Technology has forced us to live life fast-paced, expecting everything instantly, where we just want to go, go, go. In talking with a lot of readers, I’ve found that many don’t appreciate a solid paragraph or page of description like readers once did. In turn, I think authors and their books run the risk of choosing to cut those details or hell, not even writing them in the first place, trying to appease the shortened attention spans and increased need to keep moving without pause of modern day readers.

Yet not O’Keefe. Not Steal the Sky. We get into the nitty-gritty of the world. We are given the extra details. We are allowed to pause and soak it all in–and with so many elements incorporated into this novel, there is plenty to soak in; plenty that deserves our pause and attention. And though I can never know if O’Keefe was purposeful in how she used detail in her novel, if there was any ulterior motive in being a more descriptive writer (in my opinion) or if she just writes this brilliantly naturally, I am so thankful for it. I am so thankful for the reminder that detail can be incorporated and it can be enjoyed and written in ways that make you smile, nod your head or cringe.

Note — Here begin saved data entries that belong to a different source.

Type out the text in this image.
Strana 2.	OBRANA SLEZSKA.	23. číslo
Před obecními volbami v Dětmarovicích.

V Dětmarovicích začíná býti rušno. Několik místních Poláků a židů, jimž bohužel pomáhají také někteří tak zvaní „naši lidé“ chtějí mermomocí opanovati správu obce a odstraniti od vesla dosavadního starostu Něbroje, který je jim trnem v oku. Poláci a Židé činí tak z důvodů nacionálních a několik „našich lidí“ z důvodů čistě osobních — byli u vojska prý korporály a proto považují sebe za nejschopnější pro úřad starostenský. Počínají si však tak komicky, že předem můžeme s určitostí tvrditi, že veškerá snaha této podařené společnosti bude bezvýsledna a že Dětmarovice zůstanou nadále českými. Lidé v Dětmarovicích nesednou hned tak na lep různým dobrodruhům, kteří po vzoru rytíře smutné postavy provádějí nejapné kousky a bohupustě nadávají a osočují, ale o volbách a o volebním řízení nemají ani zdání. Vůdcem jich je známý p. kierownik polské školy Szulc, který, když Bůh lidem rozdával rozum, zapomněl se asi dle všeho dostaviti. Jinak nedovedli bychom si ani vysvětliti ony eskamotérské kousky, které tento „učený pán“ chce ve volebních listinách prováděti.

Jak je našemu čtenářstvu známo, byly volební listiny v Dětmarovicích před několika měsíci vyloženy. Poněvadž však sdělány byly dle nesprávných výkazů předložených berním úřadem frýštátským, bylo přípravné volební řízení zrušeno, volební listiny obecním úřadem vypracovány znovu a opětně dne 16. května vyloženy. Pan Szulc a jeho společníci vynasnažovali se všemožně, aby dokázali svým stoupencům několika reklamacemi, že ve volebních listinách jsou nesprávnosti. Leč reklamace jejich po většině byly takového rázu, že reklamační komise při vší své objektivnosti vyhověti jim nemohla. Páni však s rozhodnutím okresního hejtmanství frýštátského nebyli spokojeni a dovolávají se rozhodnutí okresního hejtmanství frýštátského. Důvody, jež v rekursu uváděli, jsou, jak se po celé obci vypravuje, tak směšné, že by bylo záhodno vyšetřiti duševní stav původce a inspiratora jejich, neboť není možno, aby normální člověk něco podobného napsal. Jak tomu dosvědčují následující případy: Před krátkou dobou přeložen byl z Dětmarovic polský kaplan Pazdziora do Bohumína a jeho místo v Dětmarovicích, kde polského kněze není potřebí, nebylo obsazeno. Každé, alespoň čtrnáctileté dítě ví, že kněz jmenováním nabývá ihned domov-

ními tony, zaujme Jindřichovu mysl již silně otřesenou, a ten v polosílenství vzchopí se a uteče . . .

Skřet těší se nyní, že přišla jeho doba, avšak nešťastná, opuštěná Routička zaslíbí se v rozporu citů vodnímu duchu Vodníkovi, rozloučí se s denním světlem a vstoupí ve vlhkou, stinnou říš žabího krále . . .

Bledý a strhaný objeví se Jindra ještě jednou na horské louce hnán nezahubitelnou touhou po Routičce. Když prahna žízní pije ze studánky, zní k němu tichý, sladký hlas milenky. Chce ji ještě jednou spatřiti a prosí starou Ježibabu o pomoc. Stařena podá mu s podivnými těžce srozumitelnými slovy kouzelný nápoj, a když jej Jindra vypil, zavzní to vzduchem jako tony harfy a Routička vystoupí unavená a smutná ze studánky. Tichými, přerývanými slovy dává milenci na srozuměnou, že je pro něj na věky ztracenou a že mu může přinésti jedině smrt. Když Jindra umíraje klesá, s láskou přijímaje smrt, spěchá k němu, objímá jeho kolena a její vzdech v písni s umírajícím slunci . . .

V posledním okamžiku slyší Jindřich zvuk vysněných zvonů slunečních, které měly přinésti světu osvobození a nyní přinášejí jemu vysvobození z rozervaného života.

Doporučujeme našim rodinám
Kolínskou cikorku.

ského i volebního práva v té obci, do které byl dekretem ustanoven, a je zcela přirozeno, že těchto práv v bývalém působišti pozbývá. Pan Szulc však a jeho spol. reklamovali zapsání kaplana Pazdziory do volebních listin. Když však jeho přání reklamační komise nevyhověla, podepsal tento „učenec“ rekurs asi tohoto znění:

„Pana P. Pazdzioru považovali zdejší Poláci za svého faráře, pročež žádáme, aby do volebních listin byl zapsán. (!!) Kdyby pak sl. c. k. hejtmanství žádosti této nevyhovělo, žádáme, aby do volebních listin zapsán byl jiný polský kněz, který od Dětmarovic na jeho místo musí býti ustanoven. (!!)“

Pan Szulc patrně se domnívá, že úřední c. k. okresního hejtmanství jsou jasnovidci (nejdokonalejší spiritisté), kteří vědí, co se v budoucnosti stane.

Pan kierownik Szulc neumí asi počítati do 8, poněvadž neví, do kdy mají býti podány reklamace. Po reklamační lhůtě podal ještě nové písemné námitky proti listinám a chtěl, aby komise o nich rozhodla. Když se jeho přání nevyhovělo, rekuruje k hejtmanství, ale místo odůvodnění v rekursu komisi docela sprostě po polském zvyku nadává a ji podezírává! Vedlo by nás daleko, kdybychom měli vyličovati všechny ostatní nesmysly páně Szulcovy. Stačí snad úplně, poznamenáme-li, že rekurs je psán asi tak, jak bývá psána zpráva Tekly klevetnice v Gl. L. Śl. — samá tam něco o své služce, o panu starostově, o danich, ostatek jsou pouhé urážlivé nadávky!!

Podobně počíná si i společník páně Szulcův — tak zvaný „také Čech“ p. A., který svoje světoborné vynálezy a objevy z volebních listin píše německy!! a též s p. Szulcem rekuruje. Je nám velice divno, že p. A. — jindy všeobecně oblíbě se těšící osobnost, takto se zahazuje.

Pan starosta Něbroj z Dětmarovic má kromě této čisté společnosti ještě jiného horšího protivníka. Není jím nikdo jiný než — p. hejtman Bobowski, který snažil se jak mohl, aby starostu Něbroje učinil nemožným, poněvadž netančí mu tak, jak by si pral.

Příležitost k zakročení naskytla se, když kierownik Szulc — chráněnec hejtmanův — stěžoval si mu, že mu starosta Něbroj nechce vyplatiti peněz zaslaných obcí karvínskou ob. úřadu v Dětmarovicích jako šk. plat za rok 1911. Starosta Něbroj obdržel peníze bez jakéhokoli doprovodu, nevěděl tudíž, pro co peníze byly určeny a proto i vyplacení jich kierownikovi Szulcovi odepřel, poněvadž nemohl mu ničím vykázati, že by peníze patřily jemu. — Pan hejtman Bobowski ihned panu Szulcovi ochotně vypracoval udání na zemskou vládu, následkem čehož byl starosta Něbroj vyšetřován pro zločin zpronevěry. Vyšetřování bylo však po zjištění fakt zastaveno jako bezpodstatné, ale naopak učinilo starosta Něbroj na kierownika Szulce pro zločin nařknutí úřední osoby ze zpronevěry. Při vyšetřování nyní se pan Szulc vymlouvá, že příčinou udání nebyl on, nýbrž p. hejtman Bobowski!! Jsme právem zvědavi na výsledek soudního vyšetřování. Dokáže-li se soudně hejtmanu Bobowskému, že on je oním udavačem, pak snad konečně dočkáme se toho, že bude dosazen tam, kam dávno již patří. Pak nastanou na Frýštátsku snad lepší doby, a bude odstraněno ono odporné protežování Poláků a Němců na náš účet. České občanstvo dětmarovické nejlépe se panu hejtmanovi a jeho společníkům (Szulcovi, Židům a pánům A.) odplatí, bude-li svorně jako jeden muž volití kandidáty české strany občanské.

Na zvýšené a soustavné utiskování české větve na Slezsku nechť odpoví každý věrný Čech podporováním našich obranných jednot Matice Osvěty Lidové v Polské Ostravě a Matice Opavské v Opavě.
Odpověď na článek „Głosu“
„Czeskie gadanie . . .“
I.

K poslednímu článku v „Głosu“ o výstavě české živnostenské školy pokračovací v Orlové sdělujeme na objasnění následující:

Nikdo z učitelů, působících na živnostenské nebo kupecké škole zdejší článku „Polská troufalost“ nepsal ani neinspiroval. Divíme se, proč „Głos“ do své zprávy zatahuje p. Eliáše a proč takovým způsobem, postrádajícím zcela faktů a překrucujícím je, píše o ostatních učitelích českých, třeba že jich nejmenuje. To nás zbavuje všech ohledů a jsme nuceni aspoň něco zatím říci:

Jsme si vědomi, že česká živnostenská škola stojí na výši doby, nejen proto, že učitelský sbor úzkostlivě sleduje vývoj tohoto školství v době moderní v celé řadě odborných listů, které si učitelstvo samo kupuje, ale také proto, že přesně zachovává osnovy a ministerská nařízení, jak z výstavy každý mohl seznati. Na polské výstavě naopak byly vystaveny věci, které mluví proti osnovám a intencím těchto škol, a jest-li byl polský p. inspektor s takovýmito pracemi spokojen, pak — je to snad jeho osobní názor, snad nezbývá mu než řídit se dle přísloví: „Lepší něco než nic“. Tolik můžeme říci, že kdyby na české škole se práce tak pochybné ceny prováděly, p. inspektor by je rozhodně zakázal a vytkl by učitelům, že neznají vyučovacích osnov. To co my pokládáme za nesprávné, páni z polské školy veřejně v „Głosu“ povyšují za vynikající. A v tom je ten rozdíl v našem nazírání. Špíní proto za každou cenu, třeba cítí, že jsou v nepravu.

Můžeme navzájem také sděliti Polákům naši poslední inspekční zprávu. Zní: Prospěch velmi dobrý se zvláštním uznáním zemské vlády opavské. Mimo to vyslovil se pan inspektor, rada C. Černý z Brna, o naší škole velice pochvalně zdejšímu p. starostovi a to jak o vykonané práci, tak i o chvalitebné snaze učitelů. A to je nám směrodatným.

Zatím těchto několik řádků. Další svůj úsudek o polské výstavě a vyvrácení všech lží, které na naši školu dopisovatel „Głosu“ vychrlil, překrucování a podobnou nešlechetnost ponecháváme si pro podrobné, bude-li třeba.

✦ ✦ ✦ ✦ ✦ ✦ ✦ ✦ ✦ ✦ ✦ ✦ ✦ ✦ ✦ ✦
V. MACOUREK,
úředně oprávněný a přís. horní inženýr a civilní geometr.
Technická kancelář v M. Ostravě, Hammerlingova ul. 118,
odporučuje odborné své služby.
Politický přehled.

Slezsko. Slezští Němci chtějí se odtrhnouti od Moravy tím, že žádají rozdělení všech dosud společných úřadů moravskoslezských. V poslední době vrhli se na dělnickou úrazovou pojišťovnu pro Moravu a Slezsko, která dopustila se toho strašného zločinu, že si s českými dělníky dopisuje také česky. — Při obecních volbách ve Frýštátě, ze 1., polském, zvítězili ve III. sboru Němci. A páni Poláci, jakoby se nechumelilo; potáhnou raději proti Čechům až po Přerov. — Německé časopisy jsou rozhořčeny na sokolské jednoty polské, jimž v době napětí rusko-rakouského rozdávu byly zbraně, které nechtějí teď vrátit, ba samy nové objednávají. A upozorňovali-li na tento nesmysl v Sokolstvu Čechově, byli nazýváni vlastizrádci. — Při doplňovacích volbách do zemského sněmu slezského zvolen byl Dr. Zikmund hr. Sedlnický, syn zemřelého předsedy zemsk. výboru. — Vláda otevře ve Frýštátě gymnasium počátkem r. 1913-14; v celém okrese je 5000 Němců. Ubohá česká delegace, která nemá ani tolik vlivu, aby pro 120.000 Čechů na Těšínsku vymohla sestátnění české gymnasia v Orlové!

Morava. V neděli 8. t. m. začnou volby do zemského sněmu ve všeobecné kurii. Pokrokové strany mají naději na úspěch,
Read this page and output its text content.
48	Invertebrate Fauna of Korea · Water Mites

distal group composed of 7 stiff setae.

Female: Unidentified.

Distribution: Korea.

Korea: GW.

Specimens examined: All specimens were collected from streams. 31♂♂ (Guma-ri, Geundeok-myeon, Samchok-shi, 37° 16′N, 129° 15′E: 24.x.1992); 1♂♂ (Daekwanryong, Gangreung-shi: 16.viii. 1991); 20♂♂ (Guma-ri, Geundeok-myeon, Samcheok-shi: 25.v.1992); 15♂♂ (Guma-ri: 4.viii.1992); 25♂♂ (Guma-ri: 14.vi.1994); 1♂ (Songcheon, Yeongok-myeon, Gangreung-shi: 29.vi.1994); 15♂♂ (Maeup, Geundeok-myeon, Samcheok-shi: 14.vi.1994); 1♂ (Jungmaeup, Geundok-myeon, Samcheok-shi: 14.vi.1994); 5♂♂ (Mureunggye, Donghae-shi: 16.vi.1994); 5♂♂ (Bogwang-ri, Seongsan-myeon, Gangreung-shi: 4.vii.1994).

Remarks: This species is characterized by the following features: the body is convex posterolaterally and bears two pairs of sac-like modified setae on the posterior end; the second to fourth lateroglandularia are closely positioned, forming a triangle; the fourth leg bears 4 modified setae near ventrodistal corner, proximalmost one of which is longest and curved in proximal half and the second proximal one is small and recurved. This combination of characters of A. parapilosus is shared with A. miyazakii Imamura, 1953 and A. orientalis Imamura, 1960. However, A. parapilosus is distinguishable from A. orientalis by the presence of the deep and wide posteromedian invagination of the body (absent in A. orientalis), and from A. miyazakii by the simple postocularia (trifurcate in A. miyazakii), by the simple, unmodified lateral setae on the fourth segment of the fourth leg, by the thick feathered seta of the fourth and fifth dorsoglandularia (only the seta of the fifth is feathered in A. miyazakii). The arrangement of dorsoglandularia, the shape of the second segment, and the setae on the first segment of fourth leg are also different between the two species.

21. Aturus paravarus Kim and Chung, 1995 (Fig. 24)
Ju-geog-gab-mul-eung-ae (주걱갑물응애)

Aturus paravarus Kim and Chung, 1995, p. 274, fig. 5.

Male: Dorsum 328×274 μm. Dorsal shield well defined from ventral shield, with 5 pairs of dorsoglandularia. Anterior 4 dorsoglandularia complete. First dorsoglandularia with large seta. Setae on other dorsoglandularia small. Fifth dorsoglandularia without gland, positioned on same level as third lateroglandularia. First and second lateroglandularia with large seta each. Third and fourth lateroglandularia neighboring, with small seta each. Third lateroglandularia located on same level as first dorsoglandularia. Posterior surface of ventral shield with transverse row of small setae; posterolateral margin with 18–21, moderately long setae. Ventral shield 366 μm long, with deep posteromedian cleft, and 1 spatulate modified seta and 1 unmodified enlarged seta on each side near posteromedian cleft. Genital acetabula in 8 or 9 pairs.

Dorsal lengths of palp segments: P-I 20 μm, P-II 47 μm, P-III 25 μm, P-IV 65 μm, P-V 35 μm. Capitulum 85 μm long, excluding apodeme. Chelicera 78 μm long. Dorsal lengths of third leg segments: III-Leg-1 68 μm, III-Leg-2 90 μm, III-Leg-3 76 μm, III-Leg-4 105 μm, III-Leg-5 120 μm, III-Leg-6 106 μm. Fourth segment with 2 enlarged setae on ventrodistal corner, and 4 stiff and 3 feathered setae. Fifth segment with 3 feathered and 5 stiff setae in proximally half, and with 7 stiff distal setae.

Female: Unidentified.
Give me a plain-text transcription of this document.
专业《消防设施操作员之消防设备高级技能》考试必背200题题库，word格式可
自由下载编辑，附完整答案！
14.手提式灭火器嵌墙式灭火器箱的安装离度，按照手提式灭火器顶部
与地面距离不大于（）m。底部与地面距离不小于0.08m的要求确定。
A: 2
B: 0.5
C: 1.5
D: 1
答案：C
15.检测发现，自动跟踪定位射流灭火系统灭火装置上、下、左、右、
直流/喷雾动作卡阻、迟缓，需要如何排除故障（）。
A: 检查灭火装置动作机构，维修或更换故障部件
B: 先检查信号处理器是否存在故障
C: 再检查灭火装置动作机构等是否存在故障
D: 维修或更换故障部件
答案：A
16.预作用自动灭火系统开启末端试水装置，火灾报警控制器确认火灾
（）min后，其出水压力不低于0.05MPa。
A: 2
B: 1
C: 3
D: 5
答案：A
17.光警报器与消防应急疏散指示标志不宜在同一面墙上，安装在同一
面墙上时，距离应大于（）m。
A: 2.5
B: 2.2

Detail is the biggest reason why I would label Steal the Sky as utterly refreshing.

Notice how I gave you no examples of what I was talking about above? No witty banter exchanges between Detan and Tibs? No paragraph showing exactly what I mean by expertly inserted and gloriously refreshing detail? I can’t know O’Keefe’s inspiration or process (but damn if I wouldn’t love to find out), but I do know my own and I’m not afraid to admit that I purposefully left any examples out, upping your curiosity and causing an itch for you to know exactly what I’m talking about; an itch that can only be sated by procuring a copy of Steal the Sky yourself. If my not-so-cleverly-disguised-or-executed tactic didn’t work, then you should just take my word for it and hop on down to the library. This is a writer–and a series–you are not going to want to miss.

Read on!

PS: Biggest missed opportunity of the year last year? O’Keefe was at WorldCon last year and I distinctly remember seeing her standing across from me in this epic writers circle I’m still baffled that I somehow was standing in the shadows of…and I didn’t say hello. I’m still pissed at myself for it, especially now that I’ve read her work and just want to nerd out/fangirl with her about it. UGH.